Recently, I have been asked how an old slave clock could be controlled, it was saved from being scrapped, when a local train station closed down. It is really big and heavy. Eventually, I checked it out and it can be operated from 12 V, 24 V, or higher voltages by adding a resistor. We decided to operate it on 12 V, simply because one of the slides (this is two-sided slave clock) had already been set to this value.
In order to control the slave clock, we have to send a 1~2 second long voltage pulse, every minute, in alternating polarity. Then the minute hand will advance minute by minute. There is no second hand on this slave clock.
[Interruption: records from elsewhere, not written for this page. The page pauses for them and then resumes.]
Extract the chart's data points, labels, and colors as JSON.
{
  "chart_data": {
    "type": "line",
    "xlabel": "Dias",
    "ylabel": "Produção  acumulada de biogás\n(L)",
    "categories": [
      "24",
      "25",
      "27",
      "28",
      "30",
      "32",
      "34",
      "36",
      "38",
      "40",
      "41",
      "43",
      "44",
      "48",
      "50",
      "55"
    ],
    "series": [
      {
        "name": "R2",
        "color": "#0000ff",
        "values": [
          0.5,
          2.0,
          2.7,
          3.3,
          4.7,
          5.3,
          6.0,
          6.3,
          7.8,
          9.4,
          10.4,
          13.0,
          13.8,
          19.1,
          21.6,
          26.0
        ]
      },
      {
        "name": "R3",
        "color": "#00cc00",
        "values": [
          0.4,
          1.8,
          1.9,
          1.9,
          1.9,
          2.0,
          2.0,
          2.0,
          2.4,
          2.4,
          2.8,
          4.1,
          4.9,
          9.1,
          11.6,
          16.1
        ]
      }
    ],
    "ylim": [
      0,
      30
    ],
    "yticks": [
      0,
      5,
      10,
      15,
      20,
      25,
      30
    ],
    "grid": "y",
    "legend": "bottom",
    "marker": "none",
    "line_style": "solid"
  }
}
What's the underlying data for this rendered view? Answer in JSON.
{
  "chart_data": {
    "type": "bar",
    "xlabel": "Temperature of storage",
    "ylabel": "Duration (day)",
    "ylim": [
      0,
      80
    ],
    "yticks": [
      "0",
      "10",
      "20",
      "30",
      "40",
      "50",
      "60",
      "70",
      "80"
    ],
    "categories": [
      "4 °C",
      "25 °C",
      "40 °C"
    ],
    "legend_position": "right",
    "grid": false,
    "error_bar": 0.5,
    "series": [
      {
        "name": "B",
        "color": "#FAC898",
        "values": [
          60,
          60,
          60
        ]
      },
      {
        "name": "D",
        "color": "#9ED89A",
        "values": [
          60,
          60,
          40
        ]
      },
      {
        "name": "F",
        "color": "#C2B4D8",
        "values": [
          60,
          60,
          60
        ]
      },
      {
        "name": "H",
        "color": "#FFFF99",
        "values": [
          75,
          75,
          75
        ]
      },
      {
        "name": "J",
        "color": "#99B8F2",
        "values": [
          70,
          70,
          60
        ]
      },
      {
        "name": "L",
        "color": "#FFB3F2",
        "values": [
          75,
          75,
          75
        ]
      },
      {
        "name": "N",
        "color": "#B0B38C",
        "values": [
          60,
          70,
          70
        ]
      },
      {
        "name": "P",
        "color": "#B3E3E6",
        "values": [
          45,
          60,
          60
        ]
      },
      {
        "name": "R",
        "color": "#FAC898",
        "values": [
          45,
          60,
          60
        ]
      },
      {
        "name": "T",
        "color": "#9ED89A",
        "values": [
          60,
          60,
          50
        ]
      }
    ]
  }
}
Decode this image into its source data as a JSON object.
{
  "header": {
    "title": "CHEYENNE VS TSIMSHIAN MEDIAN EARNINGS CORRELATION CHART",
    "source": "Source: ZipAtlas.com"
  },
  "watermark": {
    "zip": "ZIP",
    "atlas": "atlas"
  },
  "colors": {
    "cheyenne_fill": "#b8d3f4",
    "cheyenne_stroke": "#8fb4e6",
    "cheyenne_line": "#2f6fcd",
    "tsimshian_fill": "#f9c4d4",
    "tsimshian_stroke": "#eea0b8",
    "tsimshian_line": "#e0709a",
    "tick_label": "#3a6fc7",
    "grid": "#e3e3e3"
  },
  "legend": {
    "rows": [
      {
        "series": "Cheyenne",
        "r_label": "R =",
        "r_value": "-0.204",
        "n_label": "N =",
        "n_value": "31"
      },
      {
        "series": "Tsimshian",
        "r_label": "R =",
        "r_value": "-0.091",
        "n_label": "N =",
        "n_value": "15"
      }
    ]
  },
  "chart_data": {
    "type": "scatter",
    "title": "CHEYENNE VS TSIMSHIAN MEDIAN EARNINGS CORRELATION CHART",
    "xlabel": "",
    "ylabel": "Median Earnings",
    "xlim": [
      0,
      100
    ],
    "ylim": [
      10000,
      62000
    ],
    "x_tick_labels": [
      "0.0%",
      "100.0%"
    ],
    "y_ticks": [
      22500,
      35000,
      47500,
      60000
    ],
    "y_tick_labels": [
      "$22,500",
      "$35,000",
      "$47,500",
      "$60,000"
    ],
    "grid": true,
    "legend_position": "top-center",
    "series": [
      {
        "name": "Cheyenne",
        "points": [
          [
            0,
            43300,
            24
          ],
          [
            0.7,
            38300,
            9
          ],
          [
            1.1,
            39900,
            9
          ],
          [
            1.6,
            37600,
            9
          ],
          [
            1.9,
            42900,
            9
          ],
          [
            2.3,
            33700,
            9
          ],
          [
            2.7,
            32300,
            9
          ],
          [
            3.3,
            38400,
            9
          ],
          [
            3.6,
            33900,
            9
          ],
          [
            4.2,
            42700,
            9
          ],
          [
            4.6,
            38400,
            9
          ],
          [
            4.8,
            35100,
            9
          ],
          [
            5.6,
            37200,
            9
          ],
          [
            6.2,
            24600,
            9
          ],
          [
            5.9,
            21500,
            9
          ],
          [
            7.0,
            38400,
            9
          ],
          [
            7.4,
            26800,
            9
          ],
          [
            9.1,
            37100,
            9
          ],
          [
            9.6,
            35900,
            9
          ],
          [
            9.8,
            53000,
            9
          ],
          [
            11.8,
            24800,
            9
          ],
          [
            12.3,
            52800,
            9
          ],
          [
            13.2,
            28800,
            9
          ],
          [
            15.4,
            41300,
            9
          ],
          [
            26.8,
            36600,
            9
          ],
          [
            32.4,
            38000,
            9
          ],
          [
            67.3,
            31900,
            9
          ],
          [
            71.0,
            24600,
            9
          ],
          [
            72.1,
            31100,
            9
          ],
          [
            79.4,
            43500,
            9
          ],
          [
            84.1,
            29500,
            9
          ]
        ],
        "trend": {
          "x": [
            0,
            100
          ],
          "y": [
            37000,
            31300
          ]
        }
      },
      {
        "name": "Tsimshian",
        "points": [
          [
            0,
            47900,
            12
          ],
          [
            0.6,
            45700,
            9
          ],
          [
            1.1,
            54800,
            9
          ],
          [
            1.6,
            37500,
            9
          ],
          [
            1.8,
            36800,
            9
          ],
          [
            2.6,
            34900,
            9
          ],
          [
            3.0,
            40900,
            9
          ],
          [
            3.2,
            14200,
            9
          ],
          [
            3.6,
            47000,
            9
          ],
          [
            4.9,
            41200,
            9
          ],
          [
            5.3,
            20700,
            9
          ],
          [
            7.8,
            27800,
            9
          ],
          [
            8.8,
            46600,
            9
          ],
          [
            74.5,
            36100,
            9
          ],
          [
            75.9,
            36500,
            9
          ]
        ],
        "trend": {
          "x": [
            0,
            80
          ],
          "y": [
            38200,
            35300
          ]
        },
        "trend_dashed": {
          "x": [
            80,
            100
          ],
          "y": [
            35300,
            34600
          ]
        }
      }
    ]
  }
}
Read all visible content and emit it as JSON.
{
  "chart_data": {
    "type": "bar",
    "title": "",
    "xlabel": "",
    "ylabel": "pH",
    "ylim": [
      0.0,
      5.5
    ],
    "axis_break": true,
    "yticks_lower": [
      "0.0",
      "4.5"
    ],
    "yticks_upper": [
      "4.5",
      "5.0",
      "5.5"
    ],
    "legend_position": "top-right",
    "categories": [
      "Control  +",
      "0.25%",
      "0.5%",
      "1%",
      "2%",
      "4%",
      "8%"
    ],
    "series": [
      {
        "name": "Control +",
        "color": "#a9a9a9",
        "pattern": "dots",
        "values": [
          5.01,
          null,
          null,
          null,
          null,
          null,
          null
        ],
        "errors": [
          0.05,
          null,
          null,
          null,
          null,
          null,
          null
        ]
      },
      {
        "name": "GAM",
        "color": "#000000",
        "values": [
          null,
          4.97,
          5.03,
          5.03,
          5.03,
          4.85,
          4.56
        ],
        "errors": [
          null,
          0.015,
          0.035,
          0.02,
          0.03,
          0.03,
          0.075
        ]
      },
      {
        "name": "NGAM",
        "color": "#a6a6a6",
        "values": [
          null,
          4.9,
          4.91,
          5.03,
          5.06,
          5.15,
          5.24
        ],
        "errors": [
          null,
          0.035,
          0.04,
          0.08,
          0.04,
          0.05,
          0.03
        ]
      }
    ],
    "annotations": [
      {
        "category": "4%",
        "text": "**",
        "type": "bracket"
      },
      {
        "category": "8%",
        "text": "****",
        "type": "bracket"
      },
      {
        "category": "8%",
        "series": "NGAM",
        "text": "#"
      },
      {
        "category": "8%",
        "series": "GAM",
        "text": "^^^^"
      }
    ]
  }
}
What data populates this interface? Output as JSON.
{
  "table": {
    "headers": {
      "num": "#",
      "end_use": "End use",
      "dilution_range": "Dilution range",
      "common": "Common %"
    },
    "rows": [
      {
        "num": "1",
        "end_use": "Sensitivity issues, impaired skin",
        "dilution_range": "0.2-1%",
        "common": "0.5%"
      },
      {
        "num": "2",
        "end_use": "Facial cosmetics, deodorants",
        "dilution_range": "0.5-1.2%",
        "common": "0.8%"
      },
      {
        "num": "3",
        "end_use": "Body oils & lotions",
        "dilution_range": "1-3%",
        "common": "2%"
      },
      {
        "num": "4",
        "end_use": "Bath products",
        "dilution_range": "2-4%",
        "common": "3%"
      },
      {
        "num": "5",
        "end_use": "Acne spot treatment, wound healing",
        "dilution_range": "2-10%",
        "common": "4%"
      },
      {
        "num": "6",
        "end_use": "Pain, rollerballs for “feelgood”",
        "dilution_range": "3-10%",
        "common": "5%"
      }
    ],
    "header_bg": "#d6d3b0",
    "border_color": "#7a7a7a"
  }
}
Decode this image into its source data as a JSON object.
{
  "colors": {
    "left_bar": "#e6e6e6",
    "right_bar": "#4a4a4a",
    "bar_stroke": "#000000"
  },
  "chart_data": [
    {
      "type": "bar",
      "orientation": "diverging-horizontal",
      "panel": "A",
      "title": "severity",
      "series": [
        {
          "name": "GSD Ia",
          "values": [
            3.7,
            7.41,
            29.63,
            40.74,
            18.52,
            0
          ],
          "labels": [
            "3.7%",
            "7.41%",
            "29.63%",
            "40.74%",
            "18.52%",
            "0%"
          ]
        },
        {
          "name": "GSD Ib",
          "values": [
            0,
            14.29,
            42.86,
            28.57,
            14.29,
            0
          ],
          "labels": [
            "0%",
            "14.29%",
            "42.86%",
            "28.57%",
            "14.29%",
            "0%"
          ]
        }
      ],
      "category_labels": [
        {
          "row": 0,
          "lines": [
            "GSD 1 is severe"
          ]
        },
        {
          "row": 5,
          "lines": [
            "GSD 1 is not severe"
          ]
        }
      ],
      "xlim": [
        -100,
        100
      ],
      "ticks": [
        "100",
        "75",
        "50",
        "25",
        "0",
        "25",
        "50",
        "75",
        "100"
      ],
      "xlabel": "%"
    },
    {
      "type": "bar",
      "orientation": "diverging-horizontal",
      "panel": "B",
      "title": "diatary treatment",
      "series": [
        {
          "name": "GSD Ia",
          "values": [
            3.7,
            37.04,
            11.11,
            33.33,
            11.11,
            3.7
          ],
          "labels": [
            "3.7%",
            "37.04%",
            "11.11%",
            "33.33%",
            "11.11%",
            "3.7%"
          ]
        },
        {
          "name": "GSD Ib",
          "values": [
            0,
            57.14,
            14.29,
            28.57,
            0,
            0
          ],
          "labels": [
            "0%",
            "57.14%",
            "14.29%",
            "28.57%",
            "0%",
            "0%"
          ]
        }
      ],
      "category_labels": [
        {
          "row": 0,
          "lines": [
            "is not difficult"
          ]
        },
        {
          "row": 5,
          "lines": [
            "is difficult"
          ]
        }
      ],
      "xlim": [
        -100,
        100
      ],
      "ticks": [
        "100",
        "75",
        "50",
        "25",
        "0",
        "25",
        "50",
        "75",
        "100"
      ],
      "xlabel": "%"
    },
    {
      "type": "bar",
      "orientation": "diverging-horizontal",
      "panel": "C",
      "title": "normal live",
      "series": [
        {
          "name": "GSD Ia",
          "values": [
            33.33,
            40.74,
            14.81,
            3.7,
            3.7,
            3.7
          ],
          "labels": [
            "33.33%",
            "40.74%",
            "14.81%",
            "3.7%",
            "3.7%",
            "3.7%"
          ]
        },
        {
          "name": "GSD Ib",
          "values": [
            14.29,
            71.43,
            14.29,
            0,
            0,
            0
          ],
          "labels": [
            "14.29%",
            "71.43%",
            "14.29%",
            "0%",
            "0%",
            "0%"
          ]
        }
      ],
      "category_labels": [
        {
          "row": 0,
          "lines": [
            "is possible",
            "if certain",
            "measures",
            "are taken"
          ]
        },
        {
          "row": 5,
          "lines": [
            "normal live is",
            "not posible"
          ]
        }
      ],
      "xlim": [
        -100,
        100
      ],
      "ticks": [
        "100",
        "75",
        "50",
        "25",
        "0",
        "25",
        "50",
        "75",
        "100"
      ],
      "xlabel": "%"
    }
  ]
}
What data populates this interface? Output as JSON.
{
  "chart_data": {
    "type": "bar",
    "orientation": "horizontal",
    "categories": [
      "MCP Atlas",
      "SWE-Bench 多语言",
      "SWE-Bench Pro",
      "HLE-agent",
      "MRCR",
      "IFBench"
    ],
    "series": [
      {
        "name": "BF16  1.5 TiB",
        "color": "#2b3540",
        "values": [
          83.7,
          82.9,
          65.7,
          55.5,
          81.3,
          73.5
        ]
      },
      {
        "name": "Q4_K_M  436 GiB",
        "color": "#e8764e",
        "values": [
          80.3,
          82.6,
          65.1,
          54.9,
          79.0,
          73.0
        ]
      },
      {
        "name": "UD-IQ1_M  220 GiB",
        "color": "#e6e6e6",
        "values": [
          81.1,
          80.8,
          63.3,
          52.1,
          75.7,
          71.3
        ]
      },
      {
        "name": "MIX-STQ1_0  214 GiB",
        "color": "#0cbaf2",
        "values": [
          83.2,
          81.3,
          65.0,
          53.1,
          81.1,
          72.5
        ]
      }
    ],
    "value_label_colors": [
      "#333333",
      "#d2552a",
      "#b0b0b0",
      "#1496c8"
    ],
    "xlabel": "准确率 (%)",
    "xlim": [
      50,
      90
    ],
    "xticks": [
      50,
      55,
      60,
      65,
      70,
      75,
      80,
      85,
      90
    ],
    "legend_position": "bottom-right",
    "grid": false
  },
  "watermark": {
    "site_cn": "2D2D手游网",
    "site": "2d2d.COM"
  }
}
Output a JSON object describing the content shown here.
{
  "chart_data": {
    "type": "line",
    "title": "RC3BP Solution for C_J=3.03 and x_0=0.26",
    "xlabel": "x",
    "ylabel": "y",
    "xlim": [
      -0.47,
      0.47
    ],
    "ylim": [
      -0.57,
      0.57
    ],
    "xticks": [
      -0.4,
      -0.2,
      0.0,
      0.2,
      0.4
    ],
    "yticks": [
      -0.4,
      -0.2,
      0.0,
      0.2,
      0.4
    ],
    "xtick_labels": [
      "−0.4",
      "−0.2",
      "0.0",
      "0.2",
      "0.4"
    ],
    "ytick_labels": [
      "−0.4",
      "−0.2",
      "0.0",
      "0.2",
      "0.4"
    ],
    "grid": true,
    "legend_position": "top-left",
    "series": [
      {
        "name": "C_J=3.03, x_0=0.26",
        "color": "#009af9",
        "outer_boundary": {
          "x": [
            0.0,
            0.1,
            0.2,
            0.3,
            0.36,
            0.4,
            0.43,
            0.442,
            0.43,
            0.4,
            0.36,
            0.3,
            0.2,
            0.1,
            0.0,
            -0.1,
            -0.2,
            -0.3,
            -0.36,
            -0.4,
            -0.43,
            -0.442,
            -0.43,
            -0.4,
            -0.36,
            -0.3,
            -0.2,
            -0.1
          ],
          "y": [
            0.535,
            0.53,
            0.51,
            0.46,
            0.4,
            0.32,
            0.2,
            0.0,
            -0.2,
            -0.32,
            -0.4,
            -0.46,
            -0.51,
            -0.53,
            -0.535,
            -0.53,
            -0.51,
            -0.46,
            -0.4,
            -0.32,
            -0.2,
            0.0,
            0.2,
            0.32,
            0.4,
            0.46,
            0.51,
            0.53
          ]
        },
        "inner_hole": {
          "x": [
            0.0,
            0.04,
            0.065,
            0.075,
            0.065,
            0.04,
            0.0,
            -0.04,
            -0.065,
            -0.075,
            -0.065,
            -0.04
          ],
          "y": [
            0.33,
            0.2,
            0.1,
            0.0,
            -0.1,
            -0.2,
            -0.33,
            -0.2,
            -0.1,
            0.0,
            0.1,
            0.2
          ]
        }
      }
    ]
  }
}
The control board is fairly simple, to test it all out, I soldered it on a piece of prototype board. Main control is by an ATMEGA8 microcontroller. This is using its own clock, from a Kyocera HC1 crystal oscillator to derive a 1 minute time interval, and and auxiliary 1 second output, for calibration purposes.
Ｔhe actual adjustment of the clock is done in software, because the oscillator is pretty stable, and this is just a test circuit. If the slave clock will be a minute off, or two, nobody will mind.
The clock drive is completely separate from the controller, isolated by optocouplers. I used a small transformer, with dual 12 V output (because it is small current only, the output voltage is high enough, but you may use a 15 V transformer if it is handy).
Seems we are about 25 ppm out. After correction, the clock was running well within 1 ppm, fractions of a second per day.
To make the contraption a safe and useful thing, I put it in a little box, with some cables and feed-throughs.
Now it is up for some long term test, let’s see if it needs any modification.